After 30 years of commuting from her Swarthmore home to Chester County, Frances M. Sheehan is coming home to Delaware County to head up the new Crozer Keystone Community Foundation. She comes to the Crozer Keystone foundation after 15 years at the helm of the Brandywine Health Foundation, a nonprofit associated with Brandywine Hospital, and prior to that, with Planned Parenthood of Chester County.
CKCF was created as part of the 2016 sale of nonprofit Crozer Keystone Health System to for-profit Prospect Medical Holdings. After CKHS’s obligations were paid, the remainder went into the independent foundation, which will continue Crozer Keystone’s community health programs. CKCF will also develop its own grantmaking and fundraising initiatives toward improving the health of DelCo residents.
The Swarthmorean talked last month with Fran at Hobbs Coffee in Swarthmore. She did not need the caffeine in order to radiate energy and enthusiasm about her new position and CKCF’s mission.
The Swarthmorean: How will your work at CKCF differ from your previous situation at Brandywine’s foundation?
Frances Sheehan: I was the first CEO at the philanthropic arm of Brandywine Hospital. We started with two staff, and grew to 10. We distributed $15 million in grants to groups that helped expand access and delivery of health care. Here, I’m starting off with 58 staff, including the employees of the community health programs that the hospital system was running: the healthy start program, the nurse family partnership — both of which are aimed at getting women into prenatal care, getting families into health insurance, children into pediatric care — which are evidence-based programs that have been shown to be effective. Our headquarters is in Media, but we have staff in Chester, Springfield and Upper Darby.
We also handle the WIC [Women, Infants and Children] federal program; we receive the funds and employ the nutritionists, visiting nurses, and community health and outreach workers. The foundation enables the continued operation of countywide health programs. We’ll also be fundraising for additional dollars, and grantmaking. As an independent public charity, we are not only able to bring in additional funds to the community, it is our responsibility. So we have inherited a certain asset base from the sale, but there is so much need, so much opportunity.
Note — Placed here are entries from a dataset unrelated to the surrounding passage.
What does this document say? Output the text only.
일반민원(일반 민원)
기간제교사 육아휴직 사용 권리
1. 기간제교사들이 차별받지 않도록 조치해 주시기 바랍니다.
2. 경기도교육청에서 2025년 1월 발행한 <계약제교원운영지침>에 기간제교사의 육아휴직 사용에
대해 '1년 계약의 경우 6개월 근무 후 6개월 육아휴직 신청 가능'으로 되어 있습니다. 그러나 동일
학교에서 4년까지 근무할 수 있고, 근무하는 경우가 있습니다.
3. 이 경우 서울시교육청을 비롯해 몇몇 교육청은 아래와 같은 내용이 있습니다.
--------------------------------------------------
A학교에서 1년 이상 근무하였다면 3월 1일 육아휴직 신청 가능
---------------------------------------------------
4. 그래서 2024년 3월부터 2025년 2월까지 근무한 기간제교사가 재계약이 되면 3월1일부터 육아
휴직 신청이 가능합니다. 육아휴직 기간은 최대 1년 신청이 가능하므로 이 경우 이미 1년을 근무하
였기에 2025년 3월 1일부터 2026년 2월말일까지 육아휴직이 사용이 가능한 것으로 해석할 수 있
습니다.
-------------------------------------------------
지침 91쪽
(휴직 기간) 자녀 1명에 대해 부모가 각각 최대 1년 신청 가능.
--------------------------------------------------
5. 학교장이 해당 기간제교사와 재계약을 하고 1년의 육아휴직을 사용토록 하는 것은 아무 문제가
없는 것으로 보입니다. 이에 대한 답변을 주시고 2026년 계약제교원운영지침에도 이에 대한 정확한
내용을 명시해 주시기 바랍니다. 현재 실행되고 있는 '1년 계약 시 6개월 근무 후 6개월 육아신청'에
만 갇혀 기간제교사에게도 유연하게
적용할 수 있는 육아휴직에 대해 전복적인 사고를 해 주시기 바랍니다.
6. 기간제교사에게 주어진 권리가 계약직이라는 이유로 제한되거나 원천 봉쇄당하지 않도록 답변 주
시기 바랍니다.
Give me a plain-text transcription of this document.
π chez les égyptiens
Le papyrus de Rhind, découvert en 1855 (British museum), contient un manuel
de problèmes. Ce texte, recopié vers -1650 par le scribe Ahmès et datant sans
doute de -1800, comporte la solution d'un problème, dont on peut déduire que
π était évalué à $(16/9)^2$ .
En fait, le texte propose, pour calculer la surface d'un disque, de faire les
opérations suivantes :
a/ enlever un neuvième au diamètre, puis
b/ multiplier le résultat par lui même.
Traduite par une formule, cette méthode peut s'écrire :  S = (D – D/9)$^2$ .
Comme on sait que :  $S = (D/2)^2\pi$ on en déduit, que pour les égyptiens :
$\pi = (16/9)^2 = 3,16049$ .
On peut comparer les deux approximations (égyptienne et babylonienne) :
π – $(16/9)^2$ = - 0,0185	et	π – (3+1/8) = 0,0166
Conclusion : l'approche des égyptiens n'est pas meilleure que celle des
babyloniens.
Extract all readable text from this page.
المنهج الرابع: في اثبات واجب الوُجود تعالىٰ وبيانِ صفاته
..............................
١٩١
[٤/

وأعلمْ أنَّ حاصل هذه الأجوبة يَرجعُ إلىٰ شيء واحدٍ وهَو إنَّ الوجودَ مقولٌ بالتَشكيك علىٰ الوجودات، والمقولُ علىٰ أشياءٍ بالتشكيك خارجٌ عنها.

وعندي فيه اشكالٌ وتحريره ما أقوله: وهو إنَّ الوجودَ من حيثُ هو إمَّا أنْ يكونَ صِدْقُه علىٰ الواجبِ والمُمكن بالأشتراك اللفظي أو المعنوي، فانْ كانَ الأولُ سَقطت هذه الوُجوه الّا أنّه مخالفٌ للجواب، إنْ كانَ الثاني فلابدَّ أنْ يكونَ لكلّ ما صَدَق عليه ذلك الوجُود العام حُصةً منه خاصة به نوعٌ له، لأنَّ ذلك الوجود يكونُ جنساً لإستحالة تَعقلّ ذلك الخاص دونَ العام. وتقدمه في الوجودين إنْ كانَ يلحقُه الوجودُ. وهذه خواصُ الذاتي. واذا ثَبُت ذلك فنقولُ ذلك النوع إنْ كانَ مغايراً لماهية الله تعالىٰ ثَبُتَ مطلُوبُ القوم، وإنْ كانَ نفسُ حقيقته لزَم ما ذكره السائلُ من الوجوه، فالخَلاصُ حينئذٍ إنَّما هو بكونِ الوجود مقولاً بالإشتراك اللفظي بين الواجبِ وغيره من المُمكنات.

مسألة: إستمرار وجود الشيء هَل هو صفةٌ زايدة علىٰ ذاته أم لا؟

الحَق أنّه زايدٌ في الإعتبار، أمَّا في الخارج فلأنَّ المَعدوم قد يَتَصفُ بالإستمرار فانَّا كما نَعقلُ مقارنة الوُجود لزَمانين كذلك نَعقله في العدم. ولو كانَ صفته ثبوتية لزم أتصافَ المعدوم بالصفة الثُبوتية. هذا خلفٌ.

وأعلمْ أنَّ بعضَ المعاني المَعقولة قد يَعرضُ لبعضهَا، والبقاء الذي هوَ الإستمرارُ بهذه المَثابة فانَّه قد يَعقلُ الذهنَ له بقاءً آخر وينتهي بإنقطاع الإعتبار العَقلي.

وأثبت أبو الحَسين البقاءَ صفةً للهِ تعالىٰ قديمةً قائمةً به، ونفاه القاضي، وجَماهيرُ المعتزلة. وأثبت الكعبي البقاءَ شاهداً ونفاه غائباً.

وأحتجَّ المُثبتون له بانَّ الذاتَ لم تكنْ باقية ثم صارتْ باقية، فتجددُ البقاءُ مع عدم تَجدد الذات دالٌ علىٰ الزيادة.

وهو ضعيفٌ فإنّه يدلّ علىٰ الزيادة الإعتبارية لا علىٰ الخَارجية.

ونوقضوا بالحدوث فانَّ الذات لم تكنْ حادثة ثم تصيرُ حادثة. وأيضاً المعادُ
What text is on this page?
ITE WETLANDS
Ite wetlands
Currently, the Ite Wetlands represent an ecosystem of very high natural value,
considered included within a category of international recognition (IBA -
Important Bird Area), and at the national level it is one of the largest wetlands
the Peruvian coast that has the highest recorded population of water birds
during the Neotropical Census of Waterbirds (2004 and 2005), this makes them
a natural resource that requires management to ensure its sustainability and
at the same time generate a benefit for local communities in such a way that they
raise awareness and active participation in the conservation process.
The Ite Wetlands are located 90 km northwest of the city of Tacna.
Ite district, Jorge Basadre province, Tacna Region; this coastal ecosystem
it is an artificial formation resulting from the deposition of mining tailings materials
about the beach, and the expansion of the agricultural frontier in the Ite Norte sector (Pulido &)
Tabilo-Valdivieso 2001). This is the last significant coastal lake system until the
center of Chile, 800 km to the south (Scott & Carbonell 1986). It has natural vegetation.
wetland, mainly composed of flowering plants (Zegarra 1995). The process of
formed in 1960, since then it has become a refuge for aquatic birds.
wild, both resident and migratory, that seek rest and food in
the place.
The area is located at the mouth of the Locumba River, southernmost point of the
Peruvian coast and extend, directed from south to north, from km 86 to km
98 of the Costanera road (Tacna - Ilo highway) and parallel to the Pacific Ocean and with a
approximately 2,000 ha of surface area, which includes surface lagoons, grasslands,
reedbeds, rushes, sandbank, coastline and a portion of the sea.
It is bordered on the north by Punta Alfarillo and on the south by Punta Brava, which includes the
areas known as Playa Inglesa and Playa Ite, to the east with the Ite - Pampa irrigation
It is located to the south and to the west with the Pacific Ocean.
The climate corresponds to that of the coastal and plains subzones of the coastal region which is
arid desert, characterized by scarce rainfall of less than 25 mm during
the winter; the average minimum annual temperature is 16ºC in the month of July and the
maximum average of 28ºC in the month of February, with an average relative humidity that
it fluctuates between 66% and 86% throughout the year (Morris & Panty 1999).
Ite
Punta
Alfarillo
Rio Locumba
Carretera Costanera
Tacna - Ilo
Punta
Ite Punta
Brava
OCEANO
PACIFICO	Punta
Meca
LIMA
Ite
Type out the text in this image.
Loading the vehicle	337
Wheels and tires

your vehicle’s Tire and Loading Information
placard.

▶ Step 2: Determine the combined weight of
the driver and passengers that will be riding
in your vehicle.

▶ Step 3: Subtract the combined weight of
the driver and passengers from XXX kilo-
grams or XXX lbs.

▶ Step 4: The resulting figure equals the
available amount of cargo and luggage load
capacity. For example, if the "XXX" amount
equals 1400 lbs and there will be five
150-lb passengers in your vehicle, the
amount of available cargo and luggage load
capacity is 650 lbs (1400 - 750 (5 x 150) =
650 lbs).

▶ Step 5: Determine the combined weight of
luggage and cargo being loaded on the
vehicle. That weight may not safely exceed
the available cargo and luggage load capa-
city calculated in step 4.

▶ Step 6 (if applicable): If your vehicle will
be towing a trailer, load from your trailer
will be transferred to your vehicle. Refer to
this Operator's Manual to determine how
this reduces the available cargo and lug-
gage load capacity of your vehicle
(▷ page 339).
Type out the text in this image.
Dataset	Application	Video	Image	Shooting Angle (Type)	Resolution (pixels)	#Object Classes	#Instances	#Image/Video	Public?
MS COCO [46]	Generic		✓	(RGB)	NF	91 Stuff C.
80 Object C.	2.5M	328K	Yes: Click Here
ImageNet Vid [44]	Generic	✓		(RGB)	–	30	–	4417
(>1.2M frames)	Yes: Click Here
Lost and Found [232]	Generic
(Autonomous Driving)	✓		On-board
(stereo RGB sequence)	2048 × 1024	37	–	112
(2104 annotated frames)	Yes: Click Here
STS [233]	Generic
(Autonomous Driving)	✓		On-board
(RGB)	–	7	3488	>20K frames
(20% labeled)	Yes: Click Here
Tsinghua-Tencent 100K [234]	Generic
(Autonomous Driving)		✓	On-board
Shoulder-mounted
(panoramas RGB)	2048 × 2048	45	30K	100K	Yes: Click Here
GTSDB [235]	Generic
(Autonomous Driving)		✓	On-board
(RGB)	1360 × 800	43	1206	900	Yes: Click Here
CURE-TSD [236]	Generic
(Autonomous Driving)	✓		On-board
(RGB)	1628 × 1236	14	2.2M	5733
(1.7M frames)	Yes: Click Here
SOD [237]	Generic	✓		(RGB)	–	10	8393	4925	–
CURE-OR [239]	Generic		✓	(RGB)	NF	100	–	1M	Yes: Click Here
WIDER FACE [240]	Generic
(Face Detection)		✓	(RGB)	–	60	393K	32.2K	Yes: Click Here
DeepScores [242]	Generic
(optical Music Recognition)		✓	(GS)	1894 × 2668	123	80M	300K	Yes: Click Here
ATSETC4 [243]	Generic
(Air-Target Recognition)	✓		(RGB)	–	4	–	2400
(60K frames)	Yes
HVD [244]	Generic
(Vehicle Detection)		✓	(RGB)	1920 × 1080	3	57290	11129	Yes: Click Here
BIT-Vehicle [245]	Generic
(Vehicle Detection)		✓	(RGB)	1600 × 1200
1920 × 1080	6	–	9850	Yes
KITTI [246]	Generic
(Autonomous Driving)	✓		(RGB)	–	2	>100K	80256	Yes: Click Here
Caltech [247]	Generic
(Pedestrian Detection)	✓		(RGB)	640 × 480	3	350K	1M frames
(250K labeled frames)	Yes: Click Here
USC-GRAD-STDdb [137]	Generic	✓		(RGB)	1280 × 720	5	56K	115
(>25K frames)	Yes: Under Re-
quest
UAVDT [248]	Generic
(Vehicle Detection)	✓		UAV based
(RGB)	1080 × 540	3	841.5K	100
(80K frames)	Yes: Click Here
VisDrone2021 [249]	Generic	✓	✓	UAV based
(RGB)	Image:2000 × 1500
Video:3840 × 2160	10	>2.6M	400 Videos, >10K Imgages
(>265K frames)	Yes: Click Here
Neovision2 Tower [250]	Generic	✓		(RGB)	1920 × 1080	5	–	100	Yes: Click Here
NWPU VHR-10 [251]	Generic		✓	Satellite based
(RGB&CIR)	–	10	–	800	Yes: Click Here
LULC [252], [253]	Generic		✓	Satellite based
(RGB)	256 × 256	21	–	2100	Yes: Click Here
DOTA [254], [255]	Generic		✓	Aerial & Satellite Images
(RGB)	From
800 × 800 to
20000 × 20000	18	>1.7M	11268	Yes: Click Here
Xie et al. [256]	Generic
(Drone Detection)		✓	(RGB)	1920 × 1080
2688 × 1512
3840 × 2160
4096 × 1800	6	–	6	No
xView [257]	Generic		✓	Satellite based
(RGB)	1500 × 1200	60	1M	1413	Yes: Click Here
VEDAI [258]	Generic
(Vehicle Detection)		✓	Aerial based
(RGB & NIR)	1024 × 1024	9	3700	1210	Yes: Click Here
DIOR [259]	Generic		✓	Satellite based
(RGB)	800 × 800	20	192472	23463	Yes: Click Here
TS: What sort of opportunity?
FS: We see ourselves partnering with other foundations that may have similar interests. For instance, we’ve already had a donor come forward and make a nice gift specifically restricted to addressing mental health issues. So we will be in conversations with the Scattergood Foundation, which is active in that special area. We are serving all of Delaware County, where there are disproportionate percentages of poorer children, senior citizens, and immigrants. We will look at where the needs are, but also where the opportunities are for us to really move the needle. People don’t realize that in another year, Medicare is moving into managed care. Health foundations can play a convening role among all those senior-serving agencies, to help them make connections that can improve services down the road.
TS: Is there any advocacy role for foundations?
FS: Brandywine and now Crozer Keystone foundations are part of the Pennsylvania Health Funders Collaborative, headed by [Swarthmorean] Ann Torregrossa. We’ve really benefited from her public policy experience and knowledge. For instance, during the Corbett administration, we partnered with the Pennsylvania Economy League for a study that showed that it was to the economic benefit of the state to expand Medicaid. We were not successful at convincing the Corbett administration of that, but it laid the groundwork, and when Governor Wolf came in, the state immediately expanded it.
TS: How will the CKCF support existing community health initiatives?
FS: We will go through a community needs assessment and strategic planning process. At BHF, our strategic plan focused on a series of issues that were of importance to us: getting people enrolled in health insurance, providing health care to those who are uninsured or on medical assistance, primary care, addressing chronic diseases, maternal health.
As the years went by, we expanded our role — for instance, helping young people be successful, because all the statistics show that high school graduates live longer and healthier. And sometimes we have the opportunity to bring additional dollars to the table [for larger development projects]. Foundations like this can have a tremendous impact on their communities.
TS: How big is the CKCF?
FS: That’s a little up in the air right now. There is a final audit that will show what the asset base will be. This is going to be the largest foundation serving Delaware County, and that’s really exciting. And we’ll expect to grow through private donations and bequests, as time goes on.